I miss you, Andy. I won’t remove you from our distribution list. Thanks for reading and considering, my friend.
Another great piece! I am so proud of your daughter. I know personally how as a teacher can internalize a student’s pain and fear. Keep talking to her about that and let her know that what she is doing is helping more than she can know. You and Sherri have raised a wonderful young woman.
It is impossible to go through a day without something this administration is doing that impacts family, community and our country. While there is disagreement as to whether the impact is a positive one, I think we all need to be able to express our beliefs. That is what you are doing and I applaud that.
Take care and thank you for your bravery.
Thanks for reading, Tara, and for your continued support. Thanks especially for your encouragement for Cathryn!
Hear hear, Matt. Your lane is addiction, and your personal stories are your superpower. I couldn’t help but notice the tiny slip from Addiction to Power to “Addition to Power” — it opened up a whole other lens: Trump as a strategic accumulator rather than a compulsive destroyer?! Not sure which is scarier.
I have always loved the USA – the land of freedom and liberty – yet the polarization we are now seeing hurts and dehumanizes everyone. My heart goes out to those standing up for humanity, choice, and the founding values of the country.
So far the stories in the news are about strangers but reading about your daughter brings it close to home for me too. May she be safe and hold on to the love
I fixed the typo for clarity, but it doesn’t make your point any less interesting. An addiction to power does manifest in accumulation, indeed. Powerful insight, Anne.
Hi Matt I still read your blog. I teared up immediately when you wrote that Cathryn is a 4th grade teacher. Of course she is I’ve never met her but know her from your sharing how special she is. I don’t support the violence the masks etc. I will pray for your daughter’s safety and all who live there.
This President does not have my vote for anyone of this. He does work for us not the other way around. I guess it’s time to start my writing too. I will write my letters of protest it’s better than doing nothing. Wishing you and Sheri all the best, Cindy
It is good to hear from you, Cindy. Thank you for reading, and thanks for your support.

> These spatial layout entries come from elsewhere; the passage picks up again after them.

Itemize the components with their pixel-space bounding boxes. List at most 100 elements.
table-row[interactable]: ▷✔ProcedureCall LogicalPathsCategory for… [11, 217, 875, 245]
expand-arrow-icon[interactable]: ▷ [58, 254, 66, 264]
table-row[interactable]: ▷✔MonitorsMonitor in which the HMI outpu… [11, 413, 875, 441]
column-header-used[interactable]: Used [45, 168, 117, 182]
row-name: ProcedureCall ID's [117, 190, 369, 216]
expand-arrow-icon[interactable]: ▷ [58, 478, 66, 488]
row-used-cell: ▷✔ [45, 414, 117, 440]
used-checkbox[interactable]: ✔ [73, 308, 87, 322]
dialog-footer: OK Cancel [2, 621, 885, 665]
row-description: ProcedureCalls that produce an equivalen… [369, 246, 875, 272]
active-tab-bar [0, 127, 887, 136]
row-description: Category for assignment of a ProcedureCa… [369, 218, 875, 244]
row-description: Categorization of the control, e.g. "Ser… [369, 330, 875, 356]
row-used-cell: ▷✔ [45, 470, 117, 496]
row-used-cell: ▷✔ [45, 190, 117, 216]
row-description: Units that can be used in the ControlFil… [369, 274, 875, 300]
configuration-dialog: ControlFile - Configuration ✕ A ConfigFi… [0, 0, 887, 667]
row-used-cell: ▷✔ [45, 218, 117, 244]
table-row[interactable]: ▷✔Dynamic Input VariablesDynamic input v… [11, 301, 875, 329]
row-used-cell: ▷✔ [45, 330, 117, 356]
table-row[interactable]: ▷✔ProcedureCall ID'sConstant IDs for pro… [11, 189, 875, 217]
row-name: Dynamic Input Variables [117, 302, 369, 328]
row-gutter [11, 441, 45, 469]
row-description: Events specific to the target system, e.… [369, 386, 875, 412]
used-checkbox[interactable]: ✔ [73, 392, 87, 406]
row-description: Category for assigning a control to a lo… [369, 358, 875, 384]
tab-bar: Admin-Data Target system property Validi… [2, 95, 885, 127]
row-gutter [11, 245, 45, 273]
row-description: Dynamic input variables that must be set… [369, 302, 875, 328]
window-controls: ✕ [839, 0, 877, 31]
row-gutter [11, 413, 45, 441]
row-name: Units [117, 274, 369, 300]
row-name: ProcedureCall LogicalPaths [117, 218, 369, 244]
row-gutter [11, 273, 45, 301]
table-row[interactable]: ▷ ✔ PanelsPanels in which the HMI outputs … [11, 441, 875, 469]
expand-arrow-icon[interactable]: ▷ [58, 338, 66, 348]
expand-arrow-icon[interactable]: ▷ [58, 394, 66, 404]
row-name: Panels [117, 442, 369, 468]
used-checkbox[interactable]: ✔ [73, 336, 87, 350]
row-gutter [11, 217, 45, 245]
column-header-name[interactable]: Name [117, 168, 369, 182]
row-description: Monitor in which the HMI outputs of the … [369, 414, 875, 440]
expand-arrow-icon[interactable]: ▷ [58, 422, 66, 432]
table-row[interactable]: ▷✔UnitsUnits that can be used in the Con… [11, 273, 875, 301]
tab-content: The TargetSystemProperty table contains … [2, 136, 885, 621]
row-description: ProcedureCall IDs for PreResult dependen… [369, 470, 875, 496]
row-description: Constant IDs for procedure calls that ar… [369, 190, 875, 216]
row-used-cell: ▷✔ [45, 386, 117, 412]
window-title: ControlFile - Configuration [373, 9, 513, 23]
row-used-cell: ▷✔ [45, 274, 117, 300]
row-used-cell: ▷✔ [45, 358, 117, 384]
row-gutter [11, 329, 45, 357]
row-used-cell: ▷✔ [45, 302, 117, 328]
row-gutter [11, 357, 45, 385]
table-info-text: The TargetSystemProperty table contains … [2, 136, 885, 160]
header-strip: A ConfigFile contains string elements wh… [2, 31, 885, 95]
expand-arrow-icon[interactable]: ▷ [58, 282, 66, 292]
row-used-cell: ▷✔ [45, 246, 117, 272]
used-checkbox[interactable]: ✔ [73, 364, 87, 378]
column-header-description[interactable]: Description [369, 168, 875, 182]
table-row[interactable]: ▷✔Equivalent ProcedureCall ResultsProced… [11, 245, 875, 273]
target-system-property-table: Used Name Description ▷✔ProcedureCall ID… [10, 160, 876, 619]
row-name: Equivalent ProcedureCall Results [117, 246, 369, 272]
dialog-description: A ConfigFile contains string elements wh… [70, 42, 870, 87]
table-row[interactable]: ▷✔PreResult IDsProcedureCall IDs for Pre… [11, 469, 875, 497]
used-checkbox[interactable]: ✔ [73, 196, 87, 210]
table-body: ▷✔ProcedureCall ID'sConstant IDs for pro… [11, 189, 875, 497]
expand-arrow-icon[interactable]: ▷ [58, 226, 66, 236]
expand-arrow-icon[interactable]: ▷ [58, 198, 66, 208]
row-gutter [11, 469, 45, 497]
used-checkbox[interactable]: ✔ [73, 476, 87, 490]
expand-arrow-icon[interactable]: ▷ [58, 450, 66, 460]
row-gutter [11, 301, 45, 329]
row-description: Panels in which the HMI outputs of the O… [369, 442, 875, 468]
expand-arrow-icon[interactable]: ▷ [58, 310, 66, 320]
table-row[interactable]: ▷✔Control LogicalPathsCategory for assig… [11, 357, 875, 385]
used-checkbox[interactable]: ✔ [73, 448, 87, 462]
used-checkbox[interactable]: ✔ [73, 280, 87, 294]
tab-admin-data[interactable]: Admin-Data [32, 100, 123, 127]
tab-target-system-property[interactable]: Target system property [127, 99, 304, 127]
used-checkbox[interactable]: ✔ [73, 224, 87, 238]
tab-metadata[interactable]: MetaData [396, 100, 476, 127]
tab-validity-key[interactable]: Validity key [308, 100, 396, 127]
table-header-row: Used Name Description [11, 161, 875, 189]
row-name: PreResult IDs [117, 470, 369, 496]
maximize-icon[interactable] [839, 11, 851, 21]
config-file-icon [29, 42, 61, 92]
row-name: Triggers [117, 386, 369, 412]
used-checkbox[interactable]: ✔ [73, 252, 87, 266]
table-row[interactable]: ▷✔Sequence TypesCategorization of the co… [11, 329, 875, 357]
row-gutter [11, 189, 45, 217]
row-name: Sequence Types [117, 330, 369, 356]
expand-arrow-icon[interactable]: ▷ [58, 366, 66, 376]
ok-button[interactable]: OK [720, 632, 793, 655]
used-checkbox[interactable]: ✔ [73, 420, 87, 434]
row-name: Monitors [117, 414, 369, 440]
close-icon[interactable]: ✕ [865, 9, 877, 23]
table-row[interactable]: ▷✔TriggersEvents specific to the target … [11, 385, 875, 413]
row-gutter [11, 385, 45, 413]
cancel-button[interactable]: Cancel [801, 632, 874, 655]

Thank you for this Matt. I love “this is my lane”. Cathryn’s cold hands are doing good things there…unlike the hands of some others. She sounds like an incredible woman. I’ve lost a fair bit of sleep thinking about that guy, a nurse like me, on his knees getting executed. Never touching his weapon, shoved to his knees after helping that woman. I look every day in the WSJ for news there’s been an arrest, or…anything. It’s on my mind every day. I try not to get into an obsessed fretfulness about it, as I tend to do; but it’s an effort. Addiction in whatever manifestation is scary, demoralizing. The chronic anger and “me against the world” and fight-picking and absence of humility is scary. I recognize a little of it in an old version of me. Thanks for sharing the good with the bad, the outrage followed by the hope.
Scary and demoralizing are good word choices to describe addiction. I hope we can all get a full night’s sleep soon, Angela.